Unsere Blog-Reihe im "Wissenschaftsjahr 2024 – Freiheit"

Wird unsere Arbeit durch die Digitalisierung freier?

Dienstleistungen per Apps, Textgenerierung auf Knopfdruck, Datenanalyse mit Algorithmen: Unser Alltag hat sich durch die Digitalisierung stark verändert. Besonders die Arbeitswelt scheint sich massiv zu wandeln. 

Unter Digitalisierung verstehen wir grundsätzlich die fortschreitende Prägung unserer Arbeits- und Lebenswelten durch digitale Technologien, deren Bedeutung im gleichen Zuge wächst. Treiber der Digitalisierung sind Unternehmen und damit verbunden die wirtschaftliche Entwicklung, aber auch Universitäten, Forschungseinrichtungen sowie politische und zivilgesellschaftliche Akteur:innen weltweit sind an diesem Prozess beteiligt. 

Dienstleistungen per Apps, Textgenerierung auf Knopfdruck, Datenanalyse mit Algorithmen: Unser Alltag hat sich durch die Digitalisierung stark verändert. Besonders die Arbeitswelt scheint sich massiv zu wandeln.

Die Technologien sind zwischen uns und die Welt geschaltet. Das gilt auch für die Arbeitswelt. Die Digitalisierung ist in der Gestaltung der Arbeit von heute eine zentrale Struktur. Wurden Hierarchien und Macht in der Arbeit vor einigen Jahren noch über Menschen – Vorgesetzte und Mitarbeiter:innen etwa – durchgesetzt, sind an diese Stelle Technologien getreten. Bestes Beispiel dafür ist die Gig Economy: Bei den Dienstboten, die in der Stadt unterwegs ist, haben wir es mit Tätigkeiten zu tun, bei denen die Leute oft nicht mal wissen, wer die Person sein könnte, an die sie ihre Beschwerden oder ihre Vorschläge für Verbesserungen richten könnten. Alles läuft über die App. Das ist eine massive Form der Depersonalisierung von Herrschaft, die durch Technologien entsteht.

Auch wenn die Digitalisierung uns alle betrifft, beeinflusst sie unsere individuellen Arbeitswelten doch unterschiedlich. Als Tendenz gilt: Je komplexer und höher in den beruflichen Statushierarchien eine bestimmte Tätigkeit ist, desto freiheitsfördernder sind Technologien in der Arbeit. Und umgekehrt: Da wo Arbeit ohnehin schon schlecht bezahlt, hart und schwer ist, werden diese Technologien oft rigide eingesetzt, um Arbeitsprozesse zu intensivieren oder Überwachung zu steigern.
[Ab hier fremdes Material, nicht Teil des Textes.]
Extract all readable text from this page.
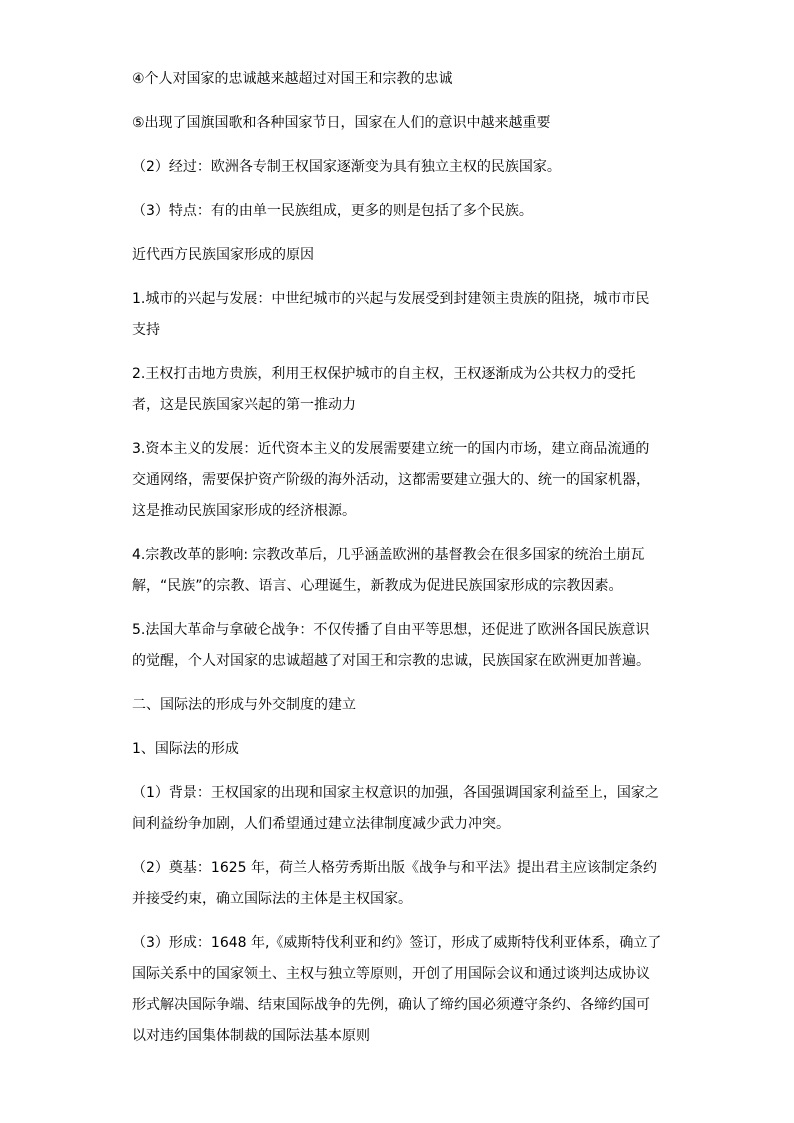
④个人对国家的忠诚越来越超过对国王和宗教的忠诚

⑤出现了国旗国歌和各种国家节日，国家在人们的意识中越来越重要

（2）经过：欧洲各专制王权国家逐渐变为具有独立主权的民族国家。

（3）特点：有的由单一民族组成，更多的则是包括了多个民族。

近代西方民族国家形成的原因

1.城市的兴起与发展：中世纪城市的兴起与发展受到封建领主贵族的阻挠，城市市民支持

2.王权打击地方贵族，利用王权保护城市的自主权，王权逐渐成为公共权力的受托者，这是民族国家兴起的第一推动力

3.资本主义的发展：近代资本主义的发展需要建立统一的国内市场，建立商品流通的交通网络，需要保护资产阶级的海外活动，这都需要建立强大的、统一的国家机器，这是推动民族国家形成的经济根源。

4.宗教改革的影响: 宗教改革后，几乎涵盖欧洲的基督教会在很多国家的统治土崩瓦解，“民族”的宗教、语言、心理诞生，新教成为促进民族国家形成的宗教因素。

5.法国大革命与拿破仑战争：不仅传播了自由平等思想，还促进了欧洲各国民族意识的觉醒，个人对国家的忠诚超越了对国王和宗教的忠诚，民族国家在欧洲更加普遍。

二、国际法的形成与外交制度的建立

1、国际法的形成

（1）背景：王权国家的出现和国家主权意识的加强，各国强调国家利益至上，国家之间利益纷争加剧，人们希望通过建立法律制度减少武力冲突。

（2）奠基：1625 年，荷兰人格劳秀斯出版《战争与和平法》提出君主应该制定条约并接受约束，确立国际法的主体是主权国家。

（3）形成：1648 年,《威斯特伐利亚和约》签订，形成了威斯特伐利亚体系，确立了国际关系中的国家领土、主权与独立等原则，开创了用国际会议和通过谈判达成协议形式解决国际争端、结束国际战争的先例，确认了缔约国必须遵守条约、各缔约国可以对违约国集体制裁的国际法基本原则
Im Zusammenspiel aus Technologie und Demografie wird die Frage der Freiheit in den nächsten Jahrzehnten die entscheidende Konfliktlinie in der Arbeitswelt.
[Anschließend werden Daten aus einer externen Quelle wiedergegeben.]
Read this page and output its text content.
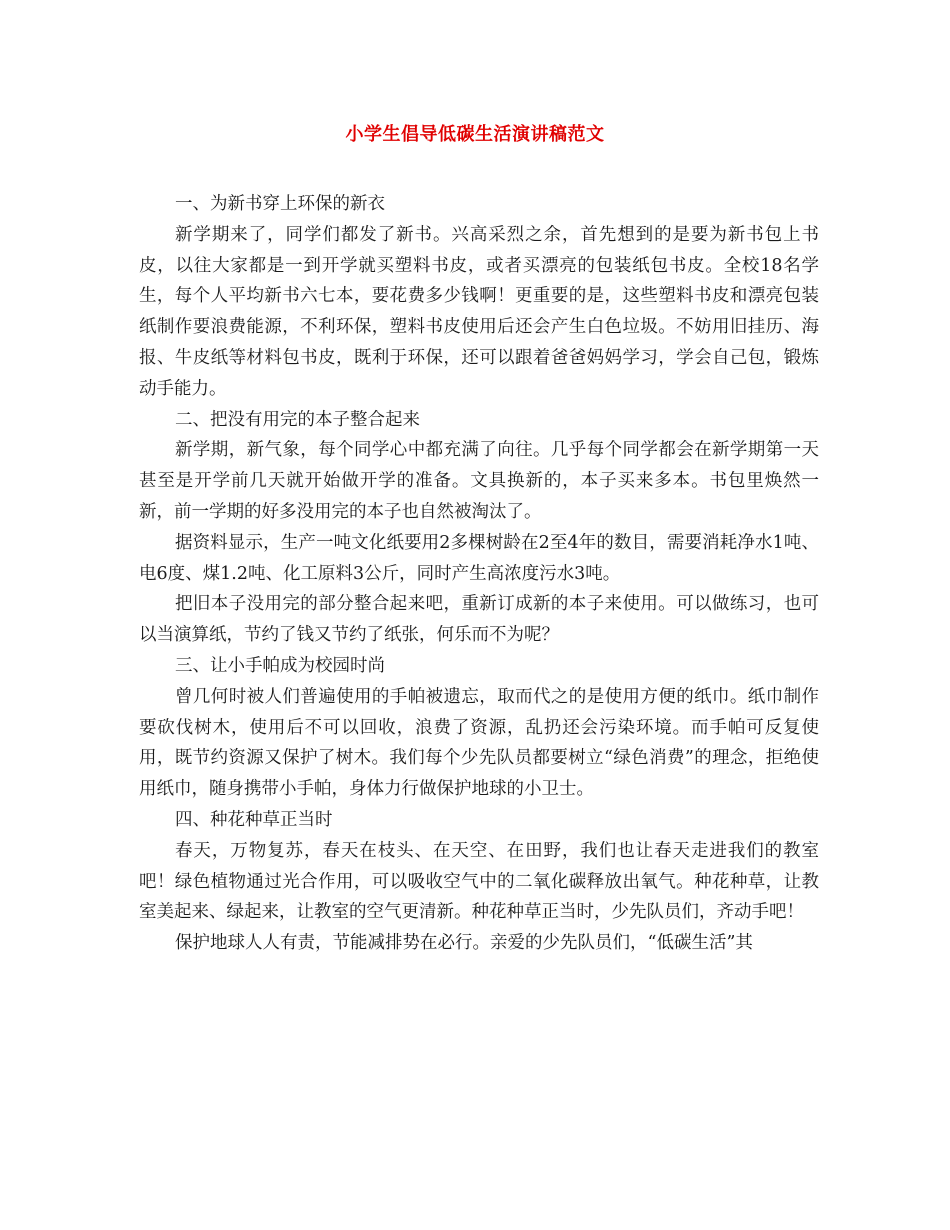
小学生倡导低碳生活演讲稿范文

一、为新书穿上环保的新衣

新学期来了，同学们都发了新书。兴高采烈之余，首先想到的是要为新书包上书皮，以往大家都是一到开学就买塑料书皮，或者买漂亮的包装纸包书皮。全校18名学生，每个人平均新书六七本，要花费多少钱啊！更重要的是，这些塑料书皮和漂亮包装纸制作要浪费能源，不利环保，塑料书皮使用后还会产生白色垃圾。不妨用旧挂历、海报、牛皮纸等材料包书皮，既利于环保，还可以跟着爸爸妈妈学习，学会自己包，锻炼动手能力。

二、把没有用完的本子整合起来

新学期，新气象，每个同学心中都充满了向往。几乎每个同学都会在新学期第一天甚至是开学前几天就开始做开学的准备。文具换新的，本子买来多本。书包里焕然一新，前一学期的好多没用完的本子也自然被淘汰了。

据资料显示，生产一吨文化纸要用2多棵树龄在2至4年的数目，需要消耗净水1吨、电6度、煤1.2吨、化工原料3公斤，同时产生高浓度污水3吨。

把旧本子没用完的部分整合起来吧，重新订成新的本子来使用。可以做练习，也可以当演算纸，节约了钱又节约了纸张，何乐而不为呢？

三、让小手帕成为校园时尚

曾几何时被人们普遍使用的手帕被遗忘，取而代之的是使用方便的纸巾。纸巾制作要砍伐树木，使用后不可以回收，浪费了资源，乱扔还会污染环境。而手帕可反复使用，既节约资源又保护了树木。我们每个少先队员都要树立“绿色消费”的理念，拒绝使用纸巾，随身携带小手帕，身体力行做保护地球的小卫士。

四、种花种草正当时

春天，万物复苏，春天在枝头、在天空、在田野，我们也让春天走进我们的教室吧！绿色植物通过光合作用，可以吸收空气中的二氧化碳释放出氧气。种花种草，让教室美起来、绿起来，让教室的空气更清新。种花种草正当时，少先队员们，齐动手吧！

保护地球人人有责，节能减排势在必行。亲爱的少先队员们，“低碳生活”其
Im Zusammenspiel aus Technologie und Demografie wird die Frage der Freiheit in den nächsten Jahrzehnten die entscheidende Konfliktlinie in der Arbeitswelt. Schrumpft das Arbeitskräftereservoir in unserer alternden Gesellschaft weiter, sind Menschen auch im Niedriglohnbereich weniger darauf angewiesen, schlechte Arbeitsbedingungen zu akzeptieren. Wie erhält man vor diesem Hintergrund ein kapitalistisches, nationales Produktionsmodell? Wie genau bringt man Widersprüche unter einen Hut: die Intensivierung von Arbeit, die im Interesse der Unternehmen liegt, auf der einen Seite und die Humanisierung der Arbeit, die im berechtigten Interesse der Beschäftigten liegt, auf der anderen?
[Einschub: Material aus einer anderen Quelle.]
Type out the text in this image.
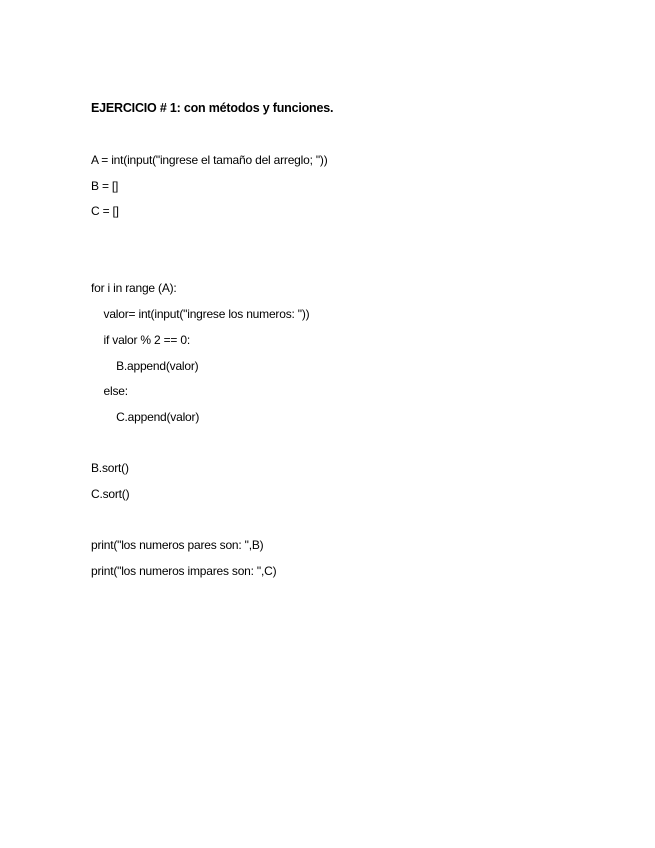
EJERCICIO # 1: con métodos y funciones.
A = int(input("ingrese el tamaño del arreglo; "))
B = []
C = []
for i in range (A):
valor= int(input("ingrese los numeros: "))
if valor % 2 == 0:
B.append(valor)
else:
C.append(valor)
B.sort()
C.sort()
print("los numeros pares son: ",B)
print("los numeros impares son: ",C)
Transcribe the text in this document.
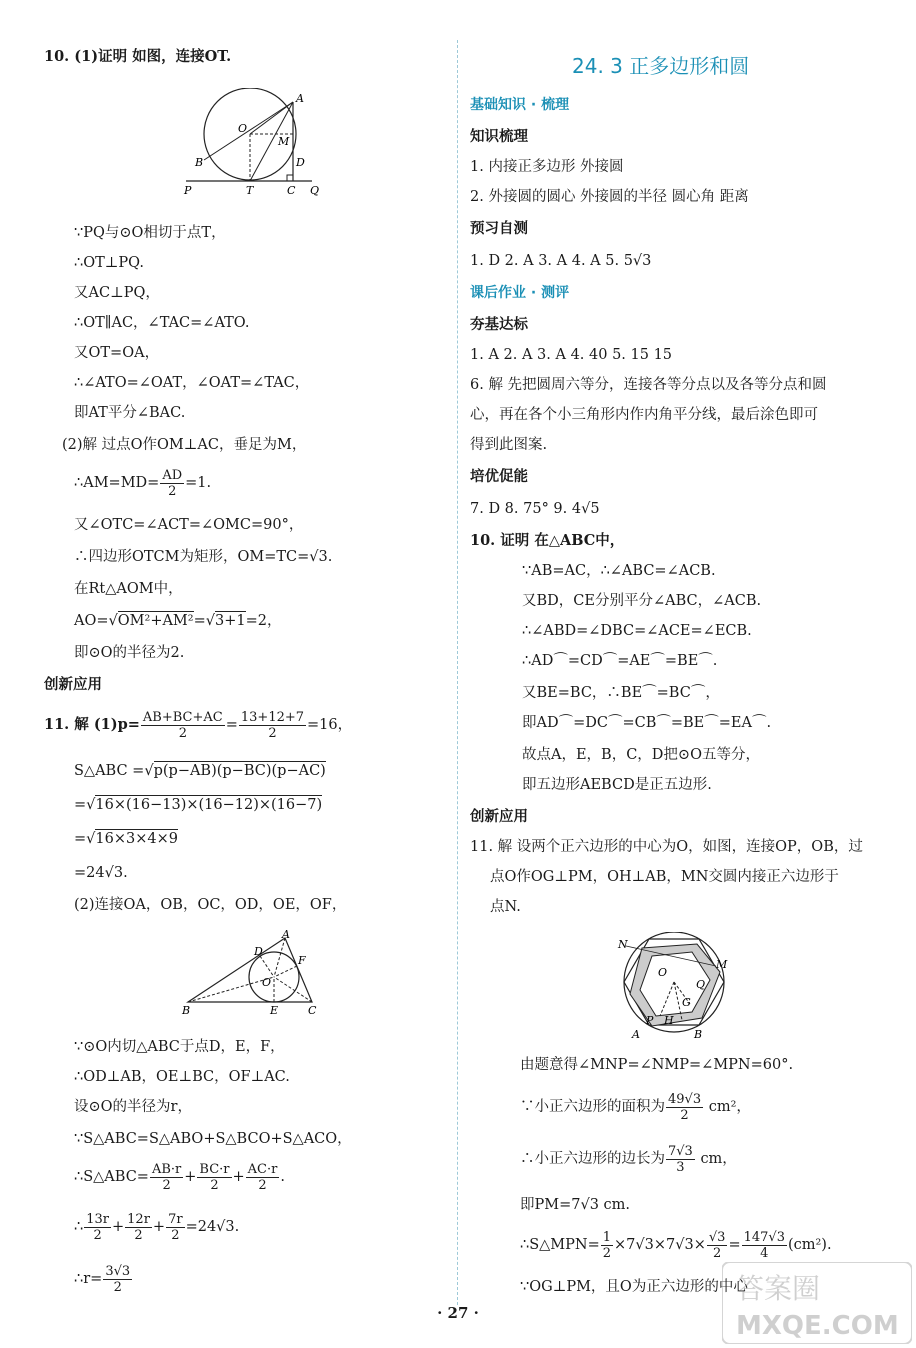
10. (1)证明 如图，连接OT.
A
O
M
B	D
P	T	C Q
∵PQ与⊙O相切于点T，
∴OT⊥PQ.
又AC⊥PQ，
∴OT∥AC，∠TAC=∠ATO.
又OT=OA，
∴∠ATO=∠OAT，∠OAT=∠TAC，
即AT平分∠BAC.
(2)解 过点O作OM⊥AC，垂足为M，
∴AM=MD= $\frac{AD}{2} =1$.
又∠OTC=∠ACT=∠OMC=90°，
∴四边形OTCM为矩形，OM=TC=√3.
在Rt△AOM中，
AO=√OM²+AM²=√3+1=2，
即⊙O的半径为2.
创新应用
11. 解 $(1)p= \frac{AB+BC+AC}{2} = \frac{13+12+7}{2} =16$，
S△ABC =√p(p−AB)(p−BC)(p−AC)
=√16×(16−13)×(16−12)×(16−7)
=√16×3×4×9
=24√3.
(2)连接OA，OB，OC，OD，OE，OF，
A
D
F
O
B	E	C
∵⊙O内切△ABC于点D，E，F，
∴OD⊥AB，OE⊥BC，OF⊥AC.
设⊙O的半径为r，
∵S△ABC=S△ABO+S△BCO+S△ACO，
∴S△ABC= $\frac{AB\cdot r}{2} + \frac{BC\cdot r}{2} + \frac{AC\cdot r}{2}$ .
∴ $\frac{13r}{2} + \frac{12r}{2} + \frac{7r}{2} =24√3$.
∴r= $\frac{3√3}{2}$
24. 3 正多边形和圆
基础知识 · 梳理
知识梳理
1. 内接正多边形 外接圆
2. 外接圆的圆心 外接圆的半径 圆心角 距离
预习自测
1. D 2. A 3. A 4. A 5. 5√3
课后作业 · 测评
夯基达标
1. A 2. A 3. A 4. 40 5. 15 15
6. 解 先把圆周六等分，连接各等分点以及各等分点和圆
心，再在各个小三角形内作内角平分线，最后涂色即可
得到此图案.
培优促能
7. D 8. 75° 9. 4√5
10. 证明 在△ABC中，
∵AB=AC，∴∠ABC=∠ACB.
又BD，CE分别平分∠ABC，∠ACB.
∴∠ABD=∠DBC=∠ACE=∠ECB.
∴AD⌒=CD⌒=AE⌒=BE⌒.
又BE=BC，∴BE⌒=BC⌒，
即AD⌒=DC⌒=CB⌒=BE⌒=EA⌒.
故点A，E，B，C，D把⊙O五等分，
即五边形AEBCD是正五边形.
创新应用
11. 解 设两个正六边形的中心为O，如图，连接OP，OB，过
点O作OG⊥PM，OH⊥AB，MN交圆内接正六边形于
点N.
N
M
O
Q
G
P H
A	B
由题意得∠MNP=∠NMP=∠MPN=60°.
∵小正六边形的面积为 $\frac{49√3}{2} cm^2$，
∴小正六边形的边长为 $\frac{7√3}{3}$ cm，
即PM=7√3 cm.
∴S△MPN= $\frac{1}{2} \times 7√3\times 7√3\times \frac{√3}{2} = \frac{147√3}{4} (cm^2)$.
∵OG⊥PM，且O为正六边形的中心
· 27 ·
答案圈
MXQE.COM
Die Digitalisierung ist in diesem Zusammenhang ein Mittel mit offener Zwecksetzung. Sie kann in viele Richtungen eingesetzt werden: digitales Recruiting und mobiles Arbeiten beispielsweise auf der einen Seite, Überwachung und Depersonalisierung auf der anderen. Der jeweilige Zweck kommt aus einer anderen Richtung: aus den Wachstums- oder Profitinteressen von Unternehmen, aus Autonomieinteressen von Beschäftigten und nicht zuletzt aus den Legitimationsinteressen des politischen Systems, das sowohl zufriedene Bürger:innen als auch halbwegs funktionierende Unternehmen braucht, um sich zu erhalten. In diesem Spiel ist die Digitalisierung nur eine von vielen Schrauben, an der man versucht zu drehen.